Und genau diese Kooperation bereitete den Forschern bislang Kopfzerbrechen. Schließlich ist die Blaupause sonst auch gleichzeitig der Schalter, durch den die Herstellung bei ausreichender Produktmenge wieder gestoppt wird, indem das fertige Protein an die RNA bindet. Wie aber kommt die Produktion des Vitamins zum Erliegen, wenn es keine RNA-Vorlage gibt, die solche Regulationswege ermöglicht?

Ronald Breaker von der Yale University hegte schon länger einen Verdacht: Könnte das Vitamin etwa selbst der Täter sein? Diese Spekulation war allerdings unvereinbar mit der gängigen Theorie, dass nur Proteine an bewegliche RNA-Moleküle binden und so die Produktion des betreffenden Proteins mindern können.

Um ihre Idee zu überprüfen, stellte das Team um Breaker ein künstliches RNA-Konstrukt her. Das aus zwei Teilen bestehende Molekül barg im vorderen Abschnitt die Vorlagen für zwei Enzyme der Thiaminproduktion, während der hintere Bereich gut messbaren Kontrollabschnitten vorbehalten war. Dem Konstrukt bei der Arbeit zugeschaut, entdeckten die Forscher, dass die RNA-Vorlage ein inniges Verhältnis mit dem Vitamin B1 und seiner aktiven Form, dem so genannten Thiaminpyrophosphat (TPP) einging: Beides hielt es eng umschlungen.

Aber das war nicht alles. Steckten die Wissenschaftler ihre künstliche RNA mit Ribosomen zusammen in ein Reagenzröhrchen, verringerte das Vitamin die Produktion seiner eigenen Bauherren um den Faktor 18. Möglich wurde dies durch eine Strukturänderung der RNA-Kopie. Hatte das Vitamin B1 an die RNA gebunden, verbog sich das ganze Molekül derart, dass wichtige Stellen für die anschließende Proteinsynthese nicht mehr zugänglich waren. Die RNA "versteckte" sie vielmehr. Ähnliche Strukturänderungen entdeckte Breaker vor einigen Jahren auch bei der Synthese vom Vitamin B12.

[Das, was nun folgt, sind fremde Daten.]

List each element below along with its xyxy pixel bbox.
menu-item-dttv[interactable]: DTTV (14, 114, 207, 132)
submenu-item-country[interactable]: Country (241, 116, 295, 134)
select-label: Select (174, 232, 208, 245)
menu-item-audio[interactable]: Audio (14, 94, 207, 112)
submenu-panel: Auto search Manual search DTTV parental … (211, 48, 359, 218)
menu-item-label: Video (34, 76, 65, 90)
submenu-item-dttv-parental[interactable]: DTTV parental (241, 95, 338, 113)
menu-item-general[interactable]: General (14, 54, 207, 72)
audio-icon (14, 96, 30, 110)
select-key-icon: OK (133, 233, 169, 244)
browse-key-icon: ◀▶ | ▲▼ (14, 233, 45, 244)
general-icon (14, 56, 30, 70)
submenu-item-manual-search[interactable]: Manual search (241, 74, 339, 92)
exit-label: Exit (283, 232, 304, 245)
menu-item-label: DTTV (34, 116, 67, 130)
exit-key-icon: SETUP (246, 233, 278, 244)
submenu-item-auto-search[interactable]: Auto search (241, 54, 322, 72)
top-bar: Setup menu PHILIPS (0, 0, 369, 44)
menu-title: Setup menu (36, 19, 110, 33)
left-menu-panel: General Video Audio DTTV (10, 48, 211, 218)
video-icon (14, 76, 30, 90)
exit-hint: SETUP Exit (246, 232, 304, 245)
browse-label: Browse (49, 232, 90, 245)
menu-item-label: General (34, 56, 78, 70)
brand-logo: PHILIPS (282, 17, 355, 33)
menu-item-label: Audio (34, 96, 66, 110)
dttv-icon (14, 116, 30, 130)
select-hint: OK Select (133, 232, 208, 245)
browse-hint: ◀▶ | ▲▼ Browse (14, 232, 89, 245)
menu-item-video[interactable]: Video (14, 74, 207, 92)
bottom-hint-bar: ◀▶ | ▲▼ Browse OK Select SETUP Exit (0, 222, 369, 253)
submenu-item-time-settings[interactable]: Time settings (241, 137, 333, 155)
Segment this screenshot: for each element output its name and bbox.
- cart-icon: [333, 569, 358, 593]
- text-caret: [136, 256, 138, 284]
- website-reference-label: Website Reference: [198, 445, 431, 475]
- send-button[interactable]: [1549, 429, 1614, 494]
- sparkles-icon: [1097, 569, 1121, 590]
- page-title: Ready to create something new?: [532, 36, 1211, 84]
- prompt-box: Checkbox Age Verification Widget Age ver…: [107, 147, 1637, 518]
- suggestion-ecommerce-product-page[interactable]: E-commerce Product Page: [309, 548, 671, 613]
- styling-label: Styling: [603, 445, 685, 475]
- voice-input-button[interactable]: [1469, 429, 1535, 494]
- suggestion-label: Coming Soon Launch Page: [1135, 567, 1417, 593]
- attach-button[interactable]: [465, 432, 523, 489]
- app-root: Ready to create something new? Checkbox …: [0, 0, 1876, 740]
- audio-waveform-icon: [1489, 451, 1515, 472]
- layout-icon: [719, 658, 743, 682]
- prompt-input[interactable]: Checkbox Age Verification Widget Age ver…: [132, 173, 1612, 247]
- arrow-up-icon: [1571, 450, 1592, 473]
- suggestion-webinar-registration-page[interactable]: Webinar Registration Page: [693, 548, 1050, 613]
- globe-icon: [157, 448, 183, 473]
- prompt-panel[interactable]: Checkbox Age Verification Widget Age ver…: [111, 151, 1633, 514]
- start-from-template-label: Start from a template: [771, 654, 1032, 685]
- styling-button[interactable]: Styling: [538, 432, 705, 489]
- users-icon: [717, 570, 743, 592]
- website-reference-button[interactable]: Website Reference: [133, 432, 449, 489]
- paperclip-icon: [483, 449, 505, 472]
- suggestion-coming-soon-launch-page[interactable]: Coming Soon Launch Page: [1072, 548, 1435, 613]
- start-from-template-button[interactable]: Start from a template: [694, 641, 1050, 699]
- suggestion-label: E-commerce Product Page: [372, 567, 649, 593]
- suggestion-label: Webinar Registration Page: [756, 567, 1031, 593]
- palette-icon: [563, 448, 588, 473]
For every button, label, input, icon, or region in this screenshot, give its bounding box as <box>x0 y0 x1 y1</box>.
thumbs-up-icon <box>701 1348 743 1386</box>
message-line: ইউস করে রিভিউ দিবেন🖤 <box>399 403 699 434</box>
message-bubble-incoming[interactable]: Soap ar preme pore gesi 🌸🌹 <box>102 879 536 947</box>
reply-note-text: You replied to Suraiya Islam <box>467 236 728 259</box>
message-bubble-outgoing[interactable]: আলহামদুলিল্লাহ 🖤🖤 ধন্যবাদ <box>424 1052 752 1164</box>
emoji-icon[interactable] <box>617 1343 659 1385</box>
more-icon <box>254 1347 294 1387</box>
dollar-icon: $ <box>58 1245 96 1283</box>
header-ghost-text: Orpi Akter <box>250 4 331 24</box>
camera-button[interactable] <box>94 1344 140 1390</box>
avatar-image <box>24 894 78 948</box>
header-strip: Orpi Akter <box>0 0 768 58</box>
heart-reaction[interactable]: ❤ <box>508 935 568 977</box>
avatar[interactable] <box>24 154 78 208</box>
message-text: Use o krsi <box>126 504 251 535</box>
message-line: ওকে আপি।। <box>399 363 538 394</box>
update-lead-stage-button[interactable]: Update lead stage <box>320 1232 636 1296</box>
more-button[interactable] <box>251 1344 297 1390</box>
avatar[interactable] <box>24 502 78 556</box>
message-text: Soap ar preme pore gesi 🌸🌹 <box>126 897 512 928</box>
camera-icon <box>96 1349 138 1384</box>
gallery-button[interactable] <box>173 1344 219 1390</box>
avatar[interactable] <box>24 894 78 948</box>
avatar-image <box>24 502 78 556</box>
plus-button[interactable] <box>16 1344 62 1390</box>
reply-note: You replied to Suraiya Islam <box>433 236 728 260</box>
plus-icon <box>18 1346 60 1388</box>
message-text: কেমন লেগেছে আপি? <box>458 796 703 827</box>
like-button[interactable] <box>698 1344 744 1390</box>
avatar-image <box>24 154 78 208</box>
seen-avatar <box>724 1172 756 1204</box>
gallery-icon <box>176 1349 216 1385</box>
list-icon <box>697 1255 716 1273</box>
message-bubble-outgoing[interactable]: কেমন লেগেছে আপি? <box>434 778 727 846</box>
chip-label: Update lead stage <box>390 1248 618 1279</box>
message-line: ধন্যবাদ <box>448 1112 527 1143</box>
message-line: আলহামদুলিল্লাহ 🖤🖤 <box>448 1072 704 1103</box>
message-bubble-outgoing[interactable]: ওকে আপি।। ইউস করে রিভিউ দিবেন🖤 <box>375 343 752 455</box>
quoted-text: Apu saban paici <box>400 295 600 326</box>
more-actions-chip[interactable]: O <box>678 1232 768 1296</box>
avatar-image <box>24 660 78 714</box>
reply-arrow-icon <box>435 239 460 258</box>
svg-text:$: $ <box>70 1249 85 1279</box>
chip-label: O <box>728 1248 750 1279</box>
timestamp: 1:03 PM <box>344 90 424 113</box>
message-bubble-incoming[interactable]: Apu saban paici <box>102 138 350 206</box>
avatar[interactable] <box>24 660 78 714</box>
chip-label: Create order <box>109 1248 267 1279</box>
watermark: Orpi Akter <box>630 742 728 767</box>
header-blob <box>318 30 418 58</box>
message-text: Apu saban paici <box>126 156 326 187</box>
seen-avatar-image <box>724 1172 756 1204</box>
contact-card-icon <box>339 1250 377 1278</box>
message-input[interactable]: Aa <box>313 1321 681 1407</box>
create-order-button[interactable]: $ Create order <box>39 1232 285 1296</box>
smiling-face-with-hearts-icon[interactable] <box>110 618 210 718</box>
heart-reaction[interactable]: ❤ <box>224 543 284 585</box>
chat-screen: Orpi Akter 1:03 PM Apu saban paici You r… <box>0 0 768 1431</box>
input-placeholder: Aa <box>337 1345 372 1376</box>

Breaker sieht dies als Beweis für einen Protein-unabhängigen Regulationsweg. Je mehr dieser Synthesewege sich finden lassen, desto stärker könnte die Proteinwelt ins Wanken geraten, da die RNA-Schalter Überbleibsel einer von RNA-Molekülen dominierten Welt sein könnten. Ganz überraschend kommt die Erkenntnis nicht, hatten RNA-Moleküle im Labor ihre Eigenständigkeit schon mehrfach unter Beweis gestellt. Nun scheint Breaker den lange gesuchten Beweis erbracht zu haben, dass RNA-Moleküle ihre Kapazitäten auch im "richtigen" Leben einsetzen. "Das ist sehr befriedigend", empfindet Jack Szostak von der Harvard University die Ergebnisse seines Kollegen.